12-06-2002, 04:44 AM
Maybe some people like their photo's the way they are.
I think sharpening is very important to the post-processing process. The reason is that both digital cameras and slide/neg scanners have little/no sharpening internally which is a good thing. Scans and digital camera images are left soft on purpose so the photographer can then refine the image by applying the amount of sharpness they desire.
Another reason that sharpening is so important is due to image resizing. My slide scans are over 2000 pixels in length. If I then shrink the image to 600 pixels, the image will become blurrier. Therefore it's necessary to sharpen just to get back to the sharpness from the original scan.
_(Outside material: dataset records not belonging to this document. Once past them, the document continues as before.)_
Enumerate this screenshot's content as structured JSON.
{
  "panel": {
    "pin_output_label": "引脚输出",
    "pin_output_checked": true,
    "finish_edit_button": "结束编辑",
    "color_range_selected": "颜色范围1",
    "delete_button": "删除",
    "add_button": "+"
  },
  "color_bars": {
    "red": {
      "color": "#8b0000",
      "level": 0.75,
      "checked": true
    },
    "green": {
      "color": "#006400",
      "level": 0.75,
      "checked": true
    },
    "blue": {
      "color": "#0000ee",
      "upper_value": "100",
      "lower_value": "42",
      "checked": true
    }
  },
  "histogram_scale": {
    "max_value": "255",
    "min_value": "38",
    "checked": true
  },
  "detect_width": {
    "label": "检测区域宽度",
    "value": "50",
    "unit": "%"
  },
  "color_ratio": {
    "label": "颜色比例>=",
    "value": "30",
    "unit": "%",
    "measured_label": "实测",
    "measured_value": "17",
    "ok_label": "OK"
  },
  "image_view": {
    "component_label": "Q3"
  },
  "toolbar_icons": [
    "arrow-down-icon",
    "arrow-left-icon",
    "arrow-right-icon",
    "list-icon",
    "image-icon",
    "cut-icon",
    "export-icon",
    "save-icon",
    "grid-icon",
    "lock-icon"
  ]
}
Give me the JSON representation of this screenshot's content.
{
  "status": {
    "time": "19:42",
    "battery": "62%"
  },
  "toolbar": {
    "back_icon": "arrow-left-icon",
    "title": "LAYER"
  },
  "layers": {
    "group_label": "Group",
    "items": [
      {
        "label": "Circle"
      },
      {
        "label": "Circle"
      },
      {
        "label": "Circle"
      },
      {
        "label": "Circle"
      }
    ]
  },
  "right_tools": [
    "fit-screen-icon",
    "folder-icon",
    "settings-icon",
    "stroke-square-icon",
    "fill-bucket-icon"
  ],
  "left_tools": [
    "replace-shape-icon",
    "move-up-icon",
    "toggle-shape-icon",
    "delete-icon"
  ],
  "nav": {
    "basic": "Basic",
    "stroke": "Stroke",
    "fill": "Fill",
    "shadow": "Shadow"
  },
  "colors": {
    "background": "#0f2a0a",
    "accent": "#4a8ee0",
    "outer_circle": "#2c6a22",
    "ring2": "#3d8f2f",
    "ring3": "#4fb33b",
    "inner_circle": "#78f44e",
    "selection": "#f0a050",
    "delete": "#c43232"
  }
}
You are right that it's necessary for the actually image itself to be sharp. No amount of 'unsharp mask' will fix the problem of a blurry photo. But using 'unsharp mask' is almost always necessary due to the way scanners and digital cameras create soft digital images. It's just a question of how much 'unsharp mask' to use. Some photos will need more than others.
12-06-2002, 06:30 AM
I think Adam has covered my concern fairly thoroughly. Reducing a file to the size used here will generally produce a picture that doesn't have the sharpness/detail that was present in the original. (Some reduction programs seem to take care of this during downsizing.)
To bring that original sharpness back to the picture generally takes one step past simple reduction.
I look at pictures on this site with "Photo Shop open (PSE)". When I see a picture that I like I copy it and open it in PSE. Then I play with the cropping/levels/sharpening to see if there is anything that improves it in my eyes. In doing so I learn a lot about why I liked that shot in the beginning.
I think people such as Sam can look at a shot and see slight color casts, etc. I need to check my eyes.
The most common thing I find is a really nice landscape that jumps to life when I sharpen it.
That's not to say that I think all pictures need/should be sharpened. Some are degraded by sharpening. Over sharpening will degrade almost any picture.
BTW, cost should not be a reason for not sharpening (or cropping, etc.).
If you're using Windows download a copy of Irfanview (www.irfranview.com). This is an excellent general purpose tool that I use almost daily for thumbnails, selecting, viewing, sorting, resizing, etc.
If you're using a Mac go to the Apple site and download their free editor.
I have major problems recognizing color casts. But I'm learning a lot by viewing Bob's visual critiques and reading other member critiques, especially Sam's.
12-18-2002, 09:52 PM
As for me... I'm learning. The workshop is awesome. Thanks guys.